In that breakaway was the rider with most functional, efficient name of them all. No messing about. Two syllables and it’s done and dusted. You rattle it off, and you can get on with your day: Lars Bak.

Such simplicity suits me.

As regular readers of this blog might be aware my brain is a simple affair. I may occasionally look as if I’m deep in thought, but my mind will almost certainly be latched on to some inconsequential detail of whatever bike race happens to be going on at the time.

And today, between Haifa and Tel Aviv, almost every detail was inconsequential.

There were a couple of half-hearted breakaways “chased” down by a sluggish and complacent peloton. There were king of the mountains points for Italian team Bardiani on the single climb of the day. BMC livened things up as Rohan Dennis* was propelled into pink with the time bonus at the second intermediate sprint.

Embed from Getty Images

And then, against the concrete backdrop of the Israeli motorway network we had kilometre, after kilometre, after kilometre, after kilom…

I do apologise.

I appear to have nodded off there recalling the tedium of the run-in to Tel Aviv.

I’ve nothing against Guillaume Boivin, who put in a sterling yet so obviously doomed effort that the word doomed doesn’t quite do it justice. But it was dull. And grey. And concrete.

At one point the cameras panned past some roadworks and I found myself scanning the scene for some wet paint, mid-dry, to liven matters up.

Top Italian Sprinter Elia Viviani won’t mind, of course. He was the clear favourite for today’s stage and won it with formidable speed. He gets another win on his record, a few extra Euros in the bank, some champagne on the podium, and perhaps the greatest prize of all for an Italian sprinter in the Giro d’Italia.

Embed from Getty Images

When legendary king of the Giro Mario Cipollini starts bad mouthing the quality of sprinting in the race (if he hasn’t already, he will at some point announce to anyone within earshot that he could still beat them all now, today, in this race, at the age of 51) Viviani now gets to answer back.

To actually silence the actual Mario Cipollini is not realistic. With a sprint win in the bag Viviani can at least now rise above it.

As for the Greatest Race In The Most Beautiful Place™ we can only hope today was a blip.

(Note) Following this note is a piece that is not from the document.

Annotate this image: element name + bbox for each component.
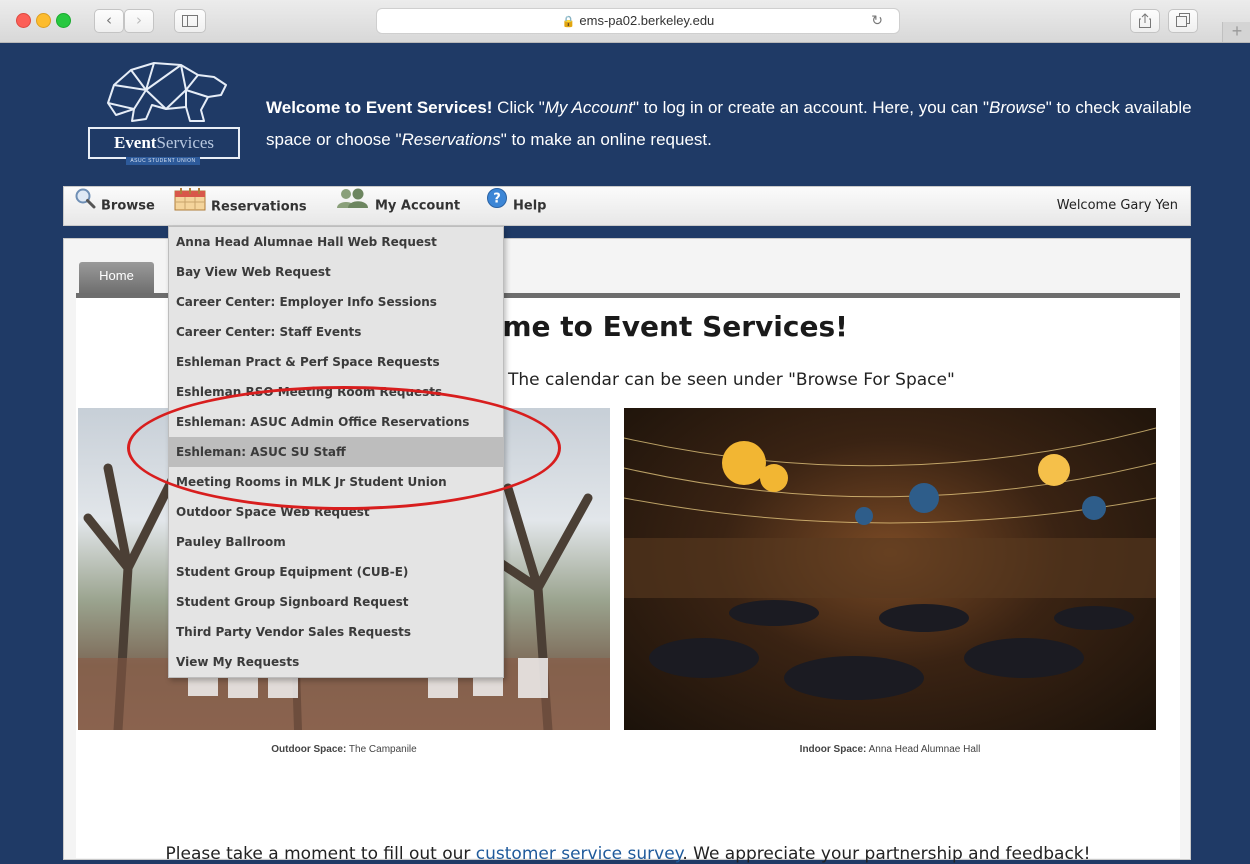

*We can’t ignore the fact that Sean Kelly, on the Eurosport coverage, continues to persist with “Ronan” Dennis, rather than the infinitely more correct “Ro-han”. I am working on the basis that he’s doing this on purpose. A knowing nod to his habit of strangling the odd word every now and again. Either that, or he thinks the BMC man is a fellow Irishman and he’s trolling Dennis’s parents.